Re: Inheritance versus Composition

From:
Lew <lew@nospam.lewscanon.com>
Newsgroups:
comp.lang.java.help
Date:
Wed, 14 Mar 2007 22:13:24 -0400
Message-ID:
<ENqdnR8Km7lYNmXYnZ2dnUVZ_syunZ2d@comcast.com>
printdude1968@gmail.com wrote:

I am reading the book Learning Java (O'Reilly) and there is a section
which says to favor composition over inheritance. Having no
experience with composition, I am wondering what the general concensus
of the group is. Which is better, inheritance or composition.
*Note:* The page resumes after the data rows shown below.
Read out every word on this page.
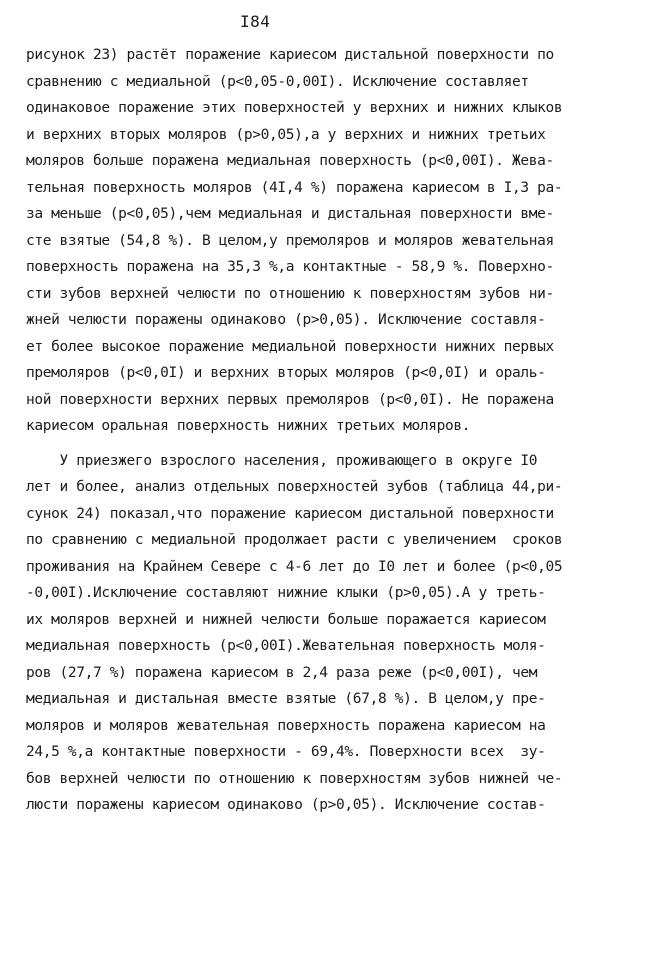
I84
рисунок 23) растёт поражение кариесом дистальной поверхности по
сравнению с медиальной (p<0,05-0,00I). Исключение составляет
одинаковое поражение этих поверхностей у верхних и нижних клыков
и верхних вторых моляров (p>0,05),а у верхних и нижних третьих
моляров больше поражена медиальная поверхность (p<0,00I). Жева-
тельная поверхность моляров (4I,4 %) поражена кариесом в I,3 ра-
за меньше (p<0,05),чем медиальная и дистальная поверхности вме-
сте взятые (54,8 %). В целом,у премоляров и моляров жевательная
поверхность поражена на 35,3 %,а контактные - 58,9 %. Поверхно-
сти зубов верхней челюсти по отношению к поверхностям зубов ни-
жней челюсти поражены одинаково (p>0,05). Исключение составля-
ет более высокое поражение медиальной поверхности нижних первых
премоляров (p<0,0I) и верхних вторых моляров (p<0,0I) и ораль-
ной поверхности верхних первых премоляров (p<0,0I). Не поражена
кариесом оральная поверхность нижних третьих моляров.
У приезжего взрослого населения, проживающего в округе I0
лет и более, анализ отдельных поверхностей зубов (таблица 44,ри-
сунок 24) показал,что поражение кариесом дистальной поверхности
по сравнению с медиальной продолжает расти с увеличением  сроков
проживания на Крайнем Севере с 4-6 лет до I0 лет и более (p<0,05
-0,00I).Исключение составляют нижние клыки (p>0,05).А у треть-
их моляров верхней и нижней челюсти больше поражается кариесом
медиальная поверхность (p<0,00I).Жевательная поверхность моля-
ров (27,7 %) поражена кариесом в 2,4 раза реже (p<0,00I), чем
медиальная и дистальная вместе взятые (67,8 %). В целом,у пре-
моляров и моляров жевательная поверхность поражена кариесом на
24,5 %,а контактные поверхности - 69,4%. Поверхности всех  зу-
бов верхней челюсти по отношению к поверхностям зубов нижней че-
люсти поражены кариесом одинаково (p>0,05). Исключение состав-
There
are probably situations where one can be used in place of the other,
but from a strictly best practice point of view, is there an
understanding in the java programming community as to when to use one
over the other?


Use inheritance to model "is-a": Derived is-a Base.

In other words, when the derived object /is/ a base object, like a Circle is-a
Shape.

Use composition to model "has-a": Thing has-a Property.

It turns out that most of the time a flexible, extensible model will have a
lot more "has-a" than it will "is-a". The number of times you can truly model
something "is-a" something else is smaller than many think.

For example, a typical way to model UnmodifiableList, like in the Collections
class method, is to create a wrapper List around the modifiable List. Have all
setX() methods or add() methods throw an UnsupportedOperationException and
delegate the get methods to the modifiable List, held as a member.

public class UnmodifiableList<T> implements List<T>
{
   private List<T> list;
   public UnmodifiableList( List<T> list )
   {
     this.list = list;
   }

   public void add( T t )
   {
    throw new UnsupportedOperationException( "unmodifiable" );
   }

   public T get( int index )
   {
     return list.get( index );
   }

   // ...
}

It might be tempting to implement UnmodifiableList as inheriting some
modifiable type, but that turns out to be really limiting compared to having
it "have-a" list of the appropriate base type.

The rule, also in Joshua Bloch's excellent /Effective Java/, is "favor
composition over inheritance". That means think of the model first in terms of
"has-a". Then if you have a compelling argument that something "is-a"
something else, meaning generally that you explicitly designed the base class
for inheritance (/ibid./), and only after you overcome your prejudice in favor
of composition, you will create an inheritance hierarchy.

Read Josh Bloch's book and it will help you triangulate on the principles.